Hizo lo que Dagda le había demandado. Llevó a Ginebra por el camino más corto hasta la posada y se despidió de ella de la forma más rápida posible para no sufrir. La observación de Dagda le había dado esperanzas de que tal vez algún día volvería a verla, pero aun así no había ninguna posibilidad de que pudieran ser algo más que amigos. Aunque Uther -según las mismas palabras de su esposa- fuera sólo un rey de los poco importantes, él era un minúsculo mozo de cocina e, incluso, eso sólo el tiempo que Arturo mantuviera su mano protectora sobre él. Entre Ginebra y él se abría un abismo que ningún puente podría cruzar.

Dulac había regresado al granero y se había tumbado sobre la paja, pero le costó mucho conciliar el sueño aquella noche. Habían ocurrido demasiadas cosas para un solo día y, además, no podía dejar de pensar en Ginebra. A Dulac nunca le habían interesado las chicas (bueno, la realidad era que las chicas de Camelot jamás se habían interesado por él), pero Ginebra no se le iba de la cabeza. Cuando cerraba los ojos, veía su bello rostro y en el silencio de la noche le parecía oír la tonalidad de su voz y su risa cantarina. La misma paja sobre la que estaba echado olía al aroma de sus cabellos.

Mucho después de medianoche cayó en un sueño intranquilo (en el que, por supuesto, soñó con Ginebra) y del que despertó con todo el cuerpo dolorido y nada descansado. Pero enseguida se dio cuenta de que no volvería a dormirse; así que podía ir al castillo y ayudar a Dagda. Cuando Arturo y sus caballeros se ejercitaban con las armas, siempre había después numerosos rasguños y heridas de arma blanca que curar, y a veces cosas peores.

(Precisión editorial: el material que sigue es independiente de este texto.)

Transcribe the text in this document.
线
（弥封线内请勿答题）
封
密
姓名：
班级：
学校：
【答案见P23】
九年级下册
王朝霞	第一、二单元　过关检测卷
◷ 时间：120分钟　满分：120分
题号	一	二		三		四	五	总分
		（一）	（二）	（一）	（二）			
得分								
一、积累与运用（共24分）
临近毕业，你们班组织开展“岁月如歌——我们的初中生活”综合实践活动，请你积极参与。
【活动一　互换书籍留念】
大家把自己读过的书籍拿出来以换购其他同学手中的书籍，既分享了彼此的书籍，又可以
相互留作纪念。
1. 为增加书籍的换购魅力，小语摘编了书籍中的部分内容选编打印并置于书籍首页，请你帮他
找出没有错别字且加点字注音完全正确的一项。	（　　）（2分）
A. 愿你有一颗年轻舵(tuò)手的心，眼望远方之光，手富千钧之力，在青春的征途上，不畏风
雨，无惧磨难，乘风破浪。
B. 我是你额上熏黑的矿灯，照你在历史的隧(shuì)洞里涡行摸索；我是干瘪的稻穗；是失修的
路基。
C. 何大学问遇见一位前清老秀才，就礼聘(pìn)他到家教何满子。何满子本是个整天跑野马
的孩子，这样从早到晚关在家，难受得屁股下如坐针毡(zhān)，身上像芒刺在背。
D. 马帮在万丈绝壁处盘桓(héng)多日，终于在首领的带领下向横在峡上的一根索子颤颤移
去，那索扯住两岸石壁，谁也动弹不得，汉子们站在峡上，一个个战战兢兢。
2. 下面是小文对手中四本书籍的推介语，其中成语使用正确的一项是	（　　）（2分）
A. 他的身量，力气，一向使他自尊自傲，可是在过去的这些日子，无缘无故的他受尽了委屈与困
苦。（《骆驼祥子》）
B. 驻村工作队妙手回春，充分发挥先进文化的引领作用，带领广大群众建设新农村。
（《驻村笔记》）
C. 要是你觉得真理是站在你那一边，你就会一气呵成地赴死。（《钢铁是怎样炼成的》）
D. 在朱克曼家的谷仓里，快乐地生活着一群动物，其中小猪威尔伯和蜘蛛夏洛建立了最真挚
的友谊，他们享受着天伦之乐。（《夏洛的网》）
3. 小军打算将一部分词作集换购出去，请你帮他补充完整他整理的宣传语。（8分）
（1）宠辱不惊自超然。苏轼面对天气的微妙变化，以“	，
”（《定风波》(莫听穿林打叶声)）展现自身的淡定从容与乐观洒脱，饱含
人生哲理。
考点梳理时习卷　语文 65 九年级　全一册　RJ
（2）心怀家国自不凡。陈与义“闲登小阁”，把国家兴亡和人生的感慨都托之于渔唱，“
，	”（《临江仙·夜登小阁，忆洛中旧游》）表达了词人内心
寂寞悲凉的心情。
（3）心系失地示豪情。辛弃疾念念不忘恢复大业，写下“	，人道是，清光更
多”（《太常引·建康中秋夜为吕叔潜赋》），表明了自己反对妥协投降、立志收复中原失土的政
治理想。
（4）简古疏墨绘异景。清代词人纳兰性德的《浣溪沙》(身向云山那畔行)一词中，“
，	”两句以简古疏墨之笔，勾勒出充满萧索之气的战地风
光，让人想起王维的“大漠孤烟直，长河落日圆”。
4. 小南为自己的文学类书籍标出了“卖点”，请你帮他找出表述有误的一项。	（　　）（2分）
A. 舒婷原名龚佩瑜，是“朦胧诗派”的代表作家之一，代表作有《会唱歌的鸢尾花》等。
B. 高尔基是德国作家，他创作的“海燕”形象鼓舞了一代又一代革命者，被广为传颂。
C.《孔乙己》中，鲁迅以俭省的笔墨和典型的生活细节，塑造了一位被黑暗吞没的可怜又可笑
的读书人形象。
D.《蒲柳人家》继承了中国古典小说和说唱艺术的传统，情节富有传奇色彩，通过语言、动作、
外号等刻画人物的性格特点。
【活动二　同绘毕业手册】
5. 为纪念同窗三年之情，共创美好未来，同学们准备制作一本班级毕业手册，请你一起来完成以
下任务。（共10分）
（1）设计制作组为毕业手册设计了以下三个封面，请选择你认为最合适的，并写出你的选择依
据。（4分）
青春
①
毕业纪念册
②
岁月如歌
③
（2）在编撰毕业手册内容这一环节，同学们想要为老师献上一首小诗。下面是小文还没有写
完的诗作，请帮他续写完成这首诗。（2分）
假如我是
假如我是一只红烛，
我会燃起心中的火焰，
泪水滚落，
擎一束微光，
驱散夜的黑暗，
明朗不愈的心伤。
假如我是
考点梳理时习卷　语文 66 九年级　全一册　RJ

Se levantó, se sacudió la paja de la ropa y bajó la escalera del sobrado donde dormía. Todavía estaba muy oscuro y un vistazo al cielo le confirmó que faltaba por lo menos una hora para la salida del sol. Si se ponía ya en camino, iba a encontrarse a Dagda todavía dormido cuando llegara a Camelot. Pero no quería regresar al granero.

Dulac tenía que rodearlo para tomar el camino más directo al castillo, y eso le hizo pasar por la parte trasera de la posada. Casi contra su voluntad levantó la vista y sus ojos se quedaron prendidos de la ventana de la habitación donde dormían Uther y Ginebra. Se imaginó su rostro con tanta precisión que casi creyó poder tocarlo.

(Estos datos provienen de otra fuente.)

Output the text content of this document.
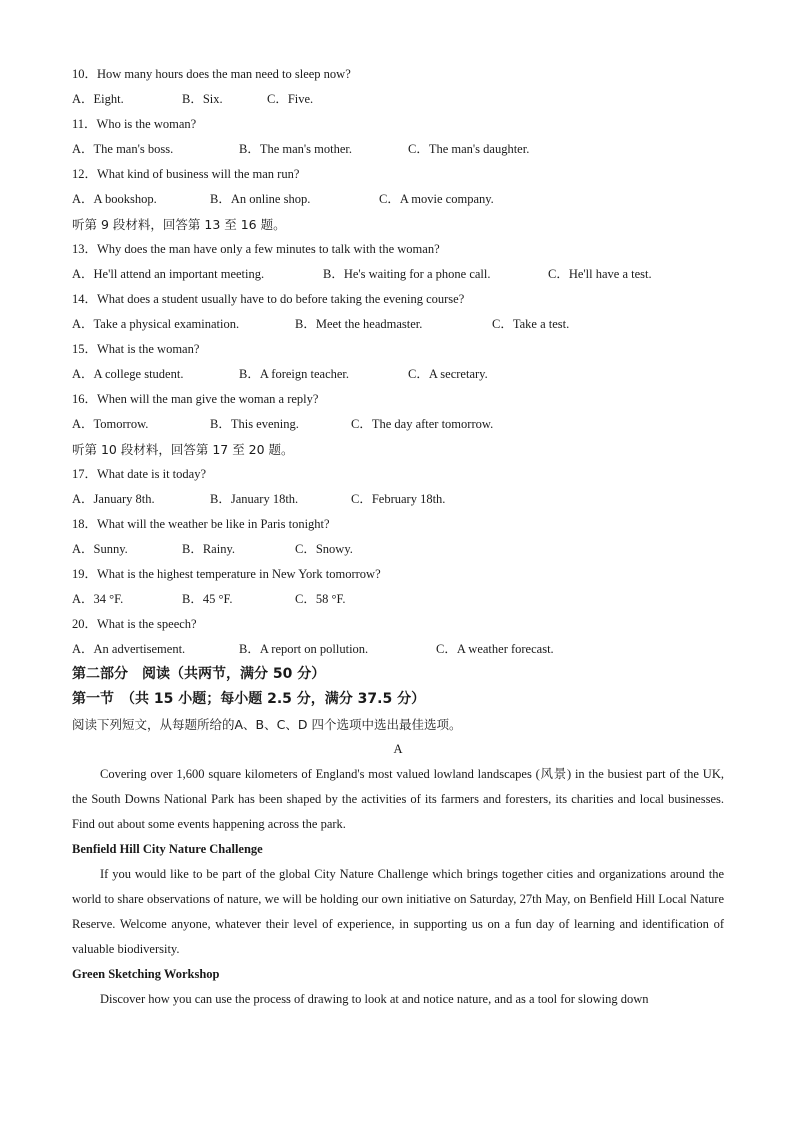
10．How many hours does the man need to sleep now?
A．Eight.	B．Six.	C．Five.
11．Who is the woman?
A．The man's boss.	B．The man's mother.	C．The man's daughter.
12．What kind of business will the man run?
A．A bookshop.	B．An online shop.	C．A movie company.
听第 9 段材料，回答第 13 至 16 题。
13．Why does the man have only a few minutes to talk with the woman?
A．He'll attend an important meeting.	B．He's waiting for a phone call.	C．He'll have a test.
14．What does a student usually have to do before taking the evening course?
A．Take a physical examination.	B．Meet the headmaster.	C．Take a test.
15．What is the woman?
A．A college student.	B．A foreign teacher.	C．A secretary.
16．When will the man give the woman a reply?
A．Tomorrow.	B．This evening.	C．The day after tomorrow.
听第 10 段材料，回答第 17 至 20 题。
17．What date is it today?
A．January 8th.	B．January 18th.	C．February 18th.
18．What will the weather be like in Paris tonight?
A．Sunny.	B．Rainy.	C．Snowy.
19．What is the highest temperature in New York tomorrow?
A．34 °F.	B．45 °F.	C．58 °F.
20．What is the speech?
A．An advertisement.	B．A report on pollution.	C．A weather forecast.
第二部分　阅读（共两节，满分 50 分）
第一节　（共 15 小题；每小题 2.5 分，满分 37.5 分）
阅读下列短文，从每题所给的A、B、C、D 四个选项中选出最佳选项。
A
Covering over 1,600 square kilometers of England's most valued lowland landscapes (风景) in the busiest part of the UK, the South Downs National Park has been shaped by the activities of its farmers and foresters, its charities and local businesses. Find out about some events happening across the park.
Benfield Hill City Nature Challenge
If you would like to be part of the global City Nature Challenge which brings together cities and organizations around the world to share observations of nature, we will be holding our own initiative on Saturday, 27th May, on Benfield Hill Local Nature Reserve. Welcome anyone, whatever their level of experience, in supporting us on a fun day of learning and identification of valuable biodiversity.
Green Sketching Workshop
Discover how you can use the process of drawing to look at and notice nature, and as a tool for slowing down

El corazón saltó dolorosamente en su pecho. ¿Eran esas las zozobras del amor?

Se dijo a sí mismo que debía apartar aquel estúpido pensamiento de su cabeza, pero no lo logró del todo. En todo caso, se trataba de una experiencia nueva; al mismo tiempo amarga e increíblemente dulce.

Como no tenía prisa, se entretuvo en el camino yendo y viniendo sin rumbo fijo. Lobo zigzagueaba dando saltos tras él, salía corriendo o desaparecía por unos segundos cuando husmeaba algún rastro interesante.

De pronto se quedó quieto, aguzó las orejas y gruñó amenazador. De la oscuridad surgieron tres sombras, que se le parecían, sólo que por lo menos eran cinco veces más grandes. Los tres perros de los vecinos. No habían podido alcanzar a Lobo el día anterior y ahora lo estaban acechando. Lobo gruñó más alto y mostró los dientes, lo que no le impidió retroceder hasta protegerse tras las piernas de Dulac. Los tres perros lo siguieron despacio y comenzaron a separarse para rodearlo.